What's The Deal With Eye Contact?

by Bec Oakley, author of

A reluctance to make eye contact is one of the most recognized features of autism, and yet it’s also one of the most commonly misunderstood.

What is eye contact?
There’s so much more to eye contact than just looking at someone’s eyes.

Besides being tools for basic survival, our faces are designed for reciprocal communication - for both giving and receiving information so that we can share in a mutually understood message with others. Eye contact helps us to do that in a number of different ways, like monitoring the interest and reaction of the other person when we speak and letting them know that we’re paying attention when it’s our turn to listen.

Contrary to popular belief, a lack of eye contact isn’t actually a requirement for the diagnosis of autism.

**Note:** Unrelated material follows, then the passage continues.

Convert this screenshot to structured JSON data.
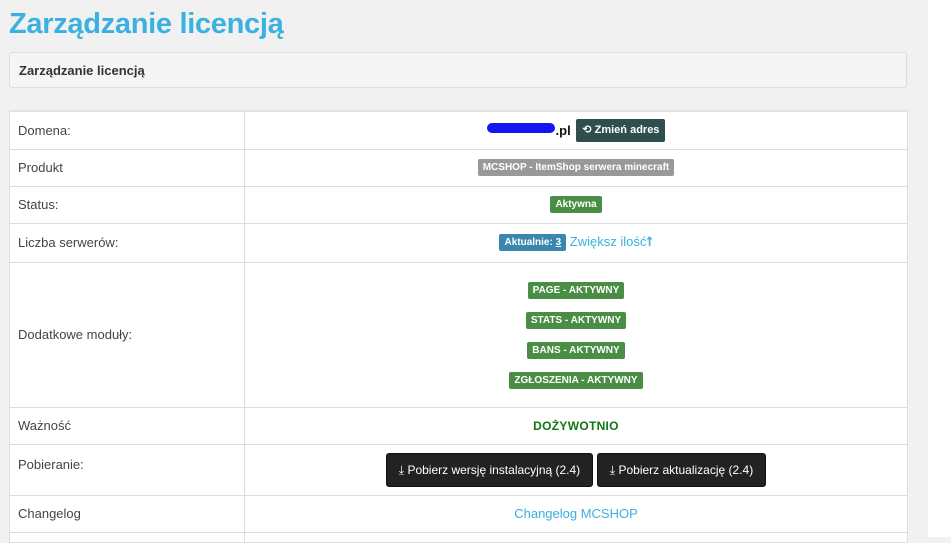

What the DSM does say is that eye-to-eye-gaze can be just one of the areas in which there’s an impairment in the way nonverbal behaviours are used in social interaction, along with other things like body language and facial expressions.
So it’s not just about whether eye contact is being made, but how it’s being used - knowing when and how to initiate it, how long to maintain it, when and how to disengage, understanding the social rules that govern all of these and then using that knowledge to control social interactions. In other words, an overly intense and unrelenting gaze is just as significant as no eye contact at all, and being able to use eye contact doesn’t mean that a person isn’t autistic.
That being said, many autistic people do find eye contact to be challenging or uncomfortable, with some even describing it as excruciating.